How exactly does the handle missing values function work in the above code? I’m new to pandas
- Saimadhu Polamuri
  6 years ago
  Reply
  
  Hi Sakthi,
  
  The function in the article which handles the missing values is pretty simple one. From the data itself, we know that having “?” represents the missing observation.

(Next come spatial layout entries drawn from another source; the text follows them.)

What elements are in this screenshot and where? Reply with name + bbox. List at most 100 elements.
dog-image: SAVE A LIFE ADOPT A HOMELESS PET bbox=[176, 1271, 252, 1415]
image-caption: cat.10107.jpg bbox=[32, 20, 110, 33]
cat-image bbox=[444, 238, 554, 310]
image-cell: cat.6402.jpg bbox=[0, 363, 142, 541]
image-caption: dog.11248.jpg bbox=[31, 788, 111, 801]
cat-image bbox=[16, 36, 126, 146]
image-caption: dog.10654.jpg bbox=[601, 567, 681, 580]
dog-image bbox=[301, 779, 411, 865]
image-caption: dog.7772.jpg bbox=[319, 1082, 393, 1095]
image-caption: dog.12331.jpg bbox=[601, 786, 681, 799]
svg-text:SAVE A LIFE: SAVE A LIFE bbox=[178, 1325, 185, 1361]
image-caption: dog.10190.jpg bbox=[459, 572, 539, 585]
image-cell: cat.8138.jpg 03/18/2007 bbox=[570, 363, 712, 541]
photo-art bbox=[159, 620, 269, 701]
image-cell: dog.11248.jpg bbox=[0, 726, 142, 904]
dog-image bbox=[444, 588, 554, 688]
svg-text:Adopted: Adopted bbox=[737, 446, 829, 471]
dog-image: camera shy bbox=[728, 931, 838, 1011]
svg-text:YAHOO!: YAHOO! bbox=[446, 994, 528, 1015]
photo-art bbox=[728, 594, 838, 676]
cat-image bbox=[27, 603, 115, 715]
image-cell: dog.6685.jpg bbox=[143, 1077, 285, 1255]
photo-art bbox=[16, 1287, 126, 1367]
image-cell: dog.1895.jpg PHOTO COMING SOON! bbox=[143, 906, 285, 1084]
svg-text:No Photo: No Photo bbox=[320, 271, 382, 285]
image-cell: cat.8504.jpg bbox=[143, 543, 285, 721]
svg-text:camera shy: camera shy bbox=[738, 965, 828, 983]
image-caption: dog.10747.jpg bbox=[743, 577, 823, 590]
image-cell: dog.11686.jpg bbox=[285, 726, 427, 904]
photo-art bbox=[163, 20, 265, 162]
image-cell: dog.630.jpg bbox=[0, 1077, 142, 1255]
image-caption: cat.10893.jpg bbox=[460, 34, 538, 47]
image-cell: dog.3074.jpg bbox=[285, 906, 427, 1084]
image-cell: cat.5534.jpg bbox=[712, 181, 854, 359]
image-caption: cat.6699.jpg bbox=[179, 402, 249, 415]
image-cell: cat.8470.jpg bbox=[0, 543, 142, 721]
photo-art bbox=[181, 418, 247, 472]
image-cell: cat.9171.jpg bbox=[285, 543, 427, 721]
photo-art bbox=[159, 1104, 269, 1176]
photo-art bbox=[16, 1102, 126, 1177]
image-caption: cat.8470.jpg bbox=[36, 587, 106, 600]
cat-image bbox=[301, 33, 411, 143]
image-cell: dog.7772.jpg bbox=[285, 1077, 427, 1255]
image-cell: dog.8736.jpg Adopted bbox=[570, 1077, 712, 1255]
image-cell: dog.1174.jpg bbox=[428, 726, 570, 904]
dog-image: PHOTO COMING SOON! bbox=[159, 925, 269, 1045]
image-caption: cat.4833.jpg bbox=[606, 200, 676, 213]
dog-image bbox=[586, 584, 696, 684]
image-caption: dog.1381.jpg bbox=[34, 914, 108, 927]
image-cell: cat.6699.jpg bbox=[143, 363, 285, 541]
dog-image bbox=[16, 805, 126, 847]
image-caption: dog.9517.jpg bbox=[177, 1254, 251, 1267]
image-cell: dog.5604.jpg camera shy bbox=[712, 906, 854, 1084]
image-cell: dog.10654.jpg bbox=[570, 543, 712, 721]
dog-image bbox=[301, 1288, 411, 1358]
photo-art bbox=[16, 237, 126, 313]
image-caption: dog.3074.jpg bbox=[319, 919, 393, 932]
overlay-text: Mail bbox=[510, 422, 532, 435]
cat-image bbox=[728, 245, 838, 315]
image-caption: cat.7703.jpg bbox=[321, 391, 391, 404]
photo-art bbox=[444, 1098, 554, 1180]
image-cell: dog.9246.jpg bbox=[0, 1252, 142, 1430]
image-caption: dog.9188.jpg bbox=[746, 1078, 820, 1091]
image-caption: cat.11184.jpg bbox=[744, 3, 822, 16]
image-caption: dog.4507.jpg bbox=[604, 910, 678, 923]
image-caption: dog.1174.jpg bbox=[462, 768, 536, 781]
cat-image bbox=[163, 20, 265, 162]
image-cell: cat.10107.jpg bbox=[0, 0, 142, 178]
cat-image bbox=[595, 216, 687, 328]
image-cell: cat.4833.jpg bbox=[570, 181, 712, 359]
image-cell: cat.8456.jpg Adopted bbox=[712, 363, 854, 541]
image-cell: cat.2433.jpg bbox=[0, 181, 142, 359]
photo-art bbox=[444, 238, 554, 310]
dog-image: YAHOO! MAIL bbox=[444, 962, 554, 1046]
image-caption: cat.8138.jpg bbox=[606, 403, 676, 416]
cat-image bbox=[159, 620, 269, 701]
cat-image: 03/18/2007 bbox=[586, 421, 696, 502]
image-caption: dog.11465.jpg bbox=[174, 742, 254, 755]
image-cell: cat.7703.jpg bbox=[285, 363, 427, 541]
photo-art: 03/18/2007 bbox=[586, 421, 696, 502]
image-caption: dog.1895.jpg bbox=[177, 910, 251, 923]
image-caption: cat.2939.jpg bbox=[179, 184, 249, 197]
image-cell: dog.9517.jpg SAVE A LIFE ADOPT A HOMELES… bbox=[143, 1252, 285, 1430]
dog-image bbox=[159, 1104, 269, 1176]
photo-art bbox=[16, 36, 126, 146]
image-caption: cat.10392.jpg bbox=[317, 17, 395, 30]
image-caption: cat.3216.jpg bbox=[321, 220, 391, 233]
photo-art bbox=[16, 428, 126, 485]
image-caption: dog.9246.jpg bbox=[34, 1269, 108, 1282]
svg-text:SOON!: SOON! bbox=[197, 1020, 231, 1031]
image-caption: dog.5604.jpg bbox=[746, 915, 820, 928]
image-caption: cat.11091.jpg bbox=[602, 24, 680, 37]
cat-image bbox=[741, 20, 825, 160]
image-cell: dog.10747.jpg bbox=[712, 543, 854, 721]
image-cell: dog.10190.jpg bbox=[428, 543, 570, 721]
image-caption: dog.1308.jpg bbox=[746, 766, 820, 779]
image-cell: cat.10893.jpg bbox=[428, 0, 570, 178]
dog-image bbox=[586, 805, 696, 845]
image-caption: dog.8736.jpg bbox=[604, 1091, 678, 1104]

So in the handling missing values function, we are just checking if the observation is having “?” as value then we are not considering those observations.
Tanveer Ahmed
7 years ago
Reply

first, thank you for such a detailed explanation on Machine Learning.
But I am facing error while running the random forest example:
###
Traceback (most recent call last):
File “”, line 2, in
main()
File “”, line 11, in main
dataset = handel_missing_values(dataset, HEADERS[6], ‘7’)
NameError: global name ‘HEADERS’ is not defined
####
This error is observed when the below code is executed:
###
def main():
“””
Main function
:return:
“””
# Load the csv file into pandas dataframe
dataset = pd.read_csv(OUTPUT_PATH)
# Get basic statistics of the loaded dataset
dataset_statistics(dataset)
# Filter missing values
dataset = handel_missing_values(dataset, HEADERS[6], ‘7’)
###
- Saimadhu Polamuri
  7 years ago
  Reply
  
  Hi Tanveer,
  
  Thanks for your compliment 🙂
  
  We missed adding the HEADERS list in the code, Which rise the error.
  Updated the article, Have a look.
Shon
7 years ago
Reply

Thanks for your clear and complete article!
If it is possible, plotting of the results could be helpful.
- Saimadhu Polamuri
  7 years ago
  Reply
  
  Hi Shon,
  Thanks a lot for your compliment 🙂
  
  Will try to publish an article on how to visualize the trained random forest classifier.
Shon
7 years ago
Reply

I strongly recommend this article who want to know how to write the lines of RF and begin ML. And thank you as one of them.
- Saimadhu Polamuri
  7 years ago
  Reply
  
  Hi Shon,
  
  Thanks a lot for your compliment 🙂 .
rebeen
7 years ago
Reply

thank you that is really nice
- Saimadhu Polamuri
  7 years ago
  Reply
  
  Hi Rebeen,
  
  Thanks for your compliment. 🙂
Bharat Singh
7 years ago
Reply

Very Nice explanation!
Real word example is very interesting. It’s give depth knowledge about the RF working.
- Saimadhu Polamuri
  7 years ago
  Reply
  
  Hi Bharat Singh,
  Thanks for your compliment. 🙂
Andrew
7 years ago
Reply

Hello,

I found an error data_file_to_csv() is not called in main().